May 17, 2014 - July 26, 2014
Ricardo Valverde was one of the most experimental artists to live and work in Los Angeles from the 1970s to the mid 1990s. Though primarily a photographer, he was an unprejudiced and highly experimental artist with regard to the medium of photography and to his chosen subject matter(s). This exhibition seeks to expand both on his uniqueness and on his contribution toward the critical and creative rethinking of photography. Because of the specific and often personal nature of his themes: the family; his wife, Esperanza; portraiture; self-portraiture; street, landscape, and cityscape; recordings of his neighborhood; traditions such as Day of the Dead; lowrider culture; and others, he has been read primarily as a documentary photographer, one who helped to shape the identity and visibility of Chicano culture and the social body since the 1970s.
That Valverde produced some of the most lasting and influential images related to his social and cultural context is unquestionable. What this reassessment suggests is that the nature of his work was not subscribed to plain, “uncritical” documentary photography – a genre known for objectifying and exoticizing ‘the other’ or anything considered different.
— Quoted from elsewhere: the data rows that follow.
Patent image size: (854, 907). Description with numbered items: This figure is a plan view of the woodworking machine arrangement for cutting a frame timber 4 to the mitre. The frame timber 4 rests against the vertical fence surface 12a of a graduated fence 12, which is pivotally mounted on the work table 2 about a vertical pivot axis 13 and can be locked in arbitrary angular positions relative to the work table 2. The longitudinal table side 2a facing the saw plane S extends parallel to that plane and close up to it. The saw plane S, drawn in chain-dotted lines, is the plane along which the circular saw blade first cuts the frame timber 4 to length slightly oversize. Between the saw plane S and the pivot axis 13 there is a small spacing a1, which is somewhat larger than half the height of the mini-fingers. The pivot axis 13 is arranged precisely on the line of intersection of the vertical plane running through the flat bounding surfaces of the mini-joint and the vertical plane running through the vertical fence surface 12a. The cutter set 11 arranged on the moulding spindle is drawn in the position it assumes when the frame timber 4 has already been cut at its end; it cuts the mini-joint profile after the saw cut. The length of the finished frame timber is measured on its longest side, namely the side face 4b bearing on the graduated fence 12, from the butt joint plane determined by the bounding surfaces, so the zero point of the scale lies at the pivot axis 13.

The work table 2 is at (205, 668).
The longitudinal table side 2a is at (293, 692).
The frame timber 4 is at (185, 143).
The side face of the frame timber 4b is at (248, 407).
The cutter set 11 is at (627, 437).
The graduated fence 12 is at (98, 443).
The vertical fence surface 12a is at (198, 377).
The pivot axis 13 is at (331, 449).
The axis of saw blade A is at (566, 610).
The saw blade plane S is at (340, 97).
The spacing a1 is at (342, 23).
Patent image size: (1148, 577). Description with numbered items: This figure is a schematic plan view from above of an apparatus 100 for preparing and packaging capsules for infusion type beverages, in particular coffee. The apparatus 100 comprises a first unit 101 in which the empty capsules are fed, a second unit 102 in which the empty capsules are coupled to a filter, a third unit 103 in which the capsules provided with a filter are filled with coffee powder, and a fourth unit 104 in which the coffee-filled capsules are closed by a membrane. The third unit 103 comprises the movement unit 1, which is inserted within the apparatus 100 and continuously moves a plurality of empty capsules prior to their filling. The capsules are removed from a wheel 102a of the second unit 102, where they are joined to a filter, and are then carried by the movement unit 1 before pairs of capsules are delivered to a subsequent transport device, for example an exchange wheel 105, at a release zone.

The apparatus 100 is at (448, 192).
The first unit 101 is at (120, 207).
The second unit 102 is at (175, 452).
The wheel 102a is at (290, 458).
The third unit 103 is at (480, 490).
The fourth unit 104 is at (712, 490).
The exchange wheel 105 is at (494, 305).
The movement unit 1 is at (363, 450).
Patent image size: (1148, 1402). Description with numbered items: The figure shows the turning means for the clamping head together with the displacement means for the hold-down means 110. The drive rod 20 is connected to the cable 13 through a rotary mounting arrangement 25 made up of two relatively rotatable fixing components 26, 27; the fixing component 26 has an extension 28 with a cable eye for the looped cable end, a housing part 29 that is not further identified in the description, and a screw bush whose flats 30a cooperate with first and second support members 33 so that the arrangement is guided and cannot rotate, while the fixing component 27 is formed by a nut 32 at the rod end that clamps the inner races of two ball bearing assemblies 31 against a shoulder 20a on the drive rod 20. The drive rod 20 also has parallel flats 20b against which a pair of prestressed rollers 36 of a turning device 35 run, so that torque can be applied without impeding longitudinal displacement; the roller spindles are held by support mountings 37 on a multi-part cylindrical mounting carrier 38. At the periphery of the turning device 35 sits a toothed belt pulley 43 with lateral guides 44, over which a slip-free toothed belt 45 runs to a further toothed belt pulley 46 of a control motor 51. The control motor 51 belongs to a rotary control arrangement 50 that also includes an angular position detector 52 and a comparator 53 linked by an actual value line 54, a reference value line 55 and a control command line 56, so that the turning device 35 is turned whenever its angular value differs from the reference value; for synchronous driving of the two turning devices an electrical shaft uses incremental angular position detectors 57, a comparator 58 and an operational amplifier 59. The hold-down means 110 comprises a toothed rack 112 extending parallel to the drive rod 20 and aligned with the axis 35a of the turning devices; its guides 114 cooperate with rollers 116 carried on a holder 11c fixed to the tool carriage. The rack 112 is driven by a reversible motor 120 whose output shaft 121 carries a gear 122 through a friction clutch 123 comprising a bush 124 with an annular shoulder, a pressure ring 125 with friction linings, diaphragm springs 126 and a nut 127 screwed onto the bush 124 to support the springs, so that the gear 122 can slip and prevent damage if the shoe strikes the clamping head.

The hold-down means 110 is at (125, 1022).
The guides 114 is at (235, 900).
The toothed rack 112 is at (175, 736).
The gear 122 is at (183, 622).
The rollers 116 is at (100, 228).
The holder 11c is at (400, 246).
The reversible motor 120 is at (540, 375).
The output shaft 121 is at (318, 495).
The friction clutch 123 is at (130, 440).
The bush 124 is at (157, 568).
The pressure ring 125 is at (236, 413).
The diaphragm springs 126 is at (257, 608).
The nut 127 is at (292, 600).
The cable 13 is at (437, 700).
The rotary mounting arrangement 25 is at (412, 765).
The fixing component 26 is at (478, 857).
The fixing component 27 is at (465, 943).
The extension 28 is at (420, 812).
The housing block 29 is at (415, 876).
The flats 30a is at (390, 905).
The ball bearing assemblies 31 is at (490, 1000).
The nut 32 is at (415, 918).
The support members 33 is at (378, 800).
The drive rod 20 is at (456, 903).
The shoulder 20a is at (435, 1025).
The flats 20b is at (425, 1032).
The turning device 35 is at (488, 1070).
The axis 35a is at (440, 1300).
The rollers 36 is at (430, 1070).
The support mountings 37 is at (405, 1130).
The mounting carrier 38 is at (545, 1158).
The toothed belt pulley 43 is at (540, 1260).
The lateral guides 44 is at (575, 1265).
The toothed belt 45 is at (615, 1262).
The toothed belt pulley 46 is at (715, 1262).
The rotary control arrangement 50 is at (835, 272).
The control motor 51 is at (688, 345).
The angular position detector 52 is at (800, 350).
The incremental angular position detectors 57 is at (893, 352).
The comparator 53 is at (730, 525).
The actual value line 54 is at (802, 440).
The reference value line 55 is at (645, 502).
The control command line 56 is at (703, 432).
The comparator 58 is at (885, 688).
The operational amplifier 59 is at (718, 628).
He also did not follow a Modernist approach.
What made his work contemporary and unique was his critical, inspired and experimental eye, a unique vision that was looking for ways to represent, create visibility, and interpret unselfconsciously, themes that were highly charged, multifaceted, and complex.
Valverde not only turned his attention to what had been made invisible and misrepresented in Chicano culture and its social body, but to difficult issues such as the queer as seen in the photographs and videos of his sister, Maya. He was unapologetic with the medium of photography and in this too he was a precursor. Whilst he truly understood the medium and explored its possibilities and limits: the eye of the camera; the unrestrained dark room; the multiplicity of supports; the surface of the photograph; he also went beyond it, and towards the end of his life photography became a truly interdisciplinary medium, a surface to be scratched and painted, and its images to be reinterpreted.
Cecilia Fajardo-Hill, Guest Curator
This exhibition is part of an ongoing partnership between the Vincent Price Art Museum (VPAM) at East Los Angeles College and the UCLA Chicano Studies Research Center (CSRC). The goal of the partnership is to facilitate critical exchanges between the two campuses and beyond, and also to engage audiences with Chicano art in both East L.A. and West L.A.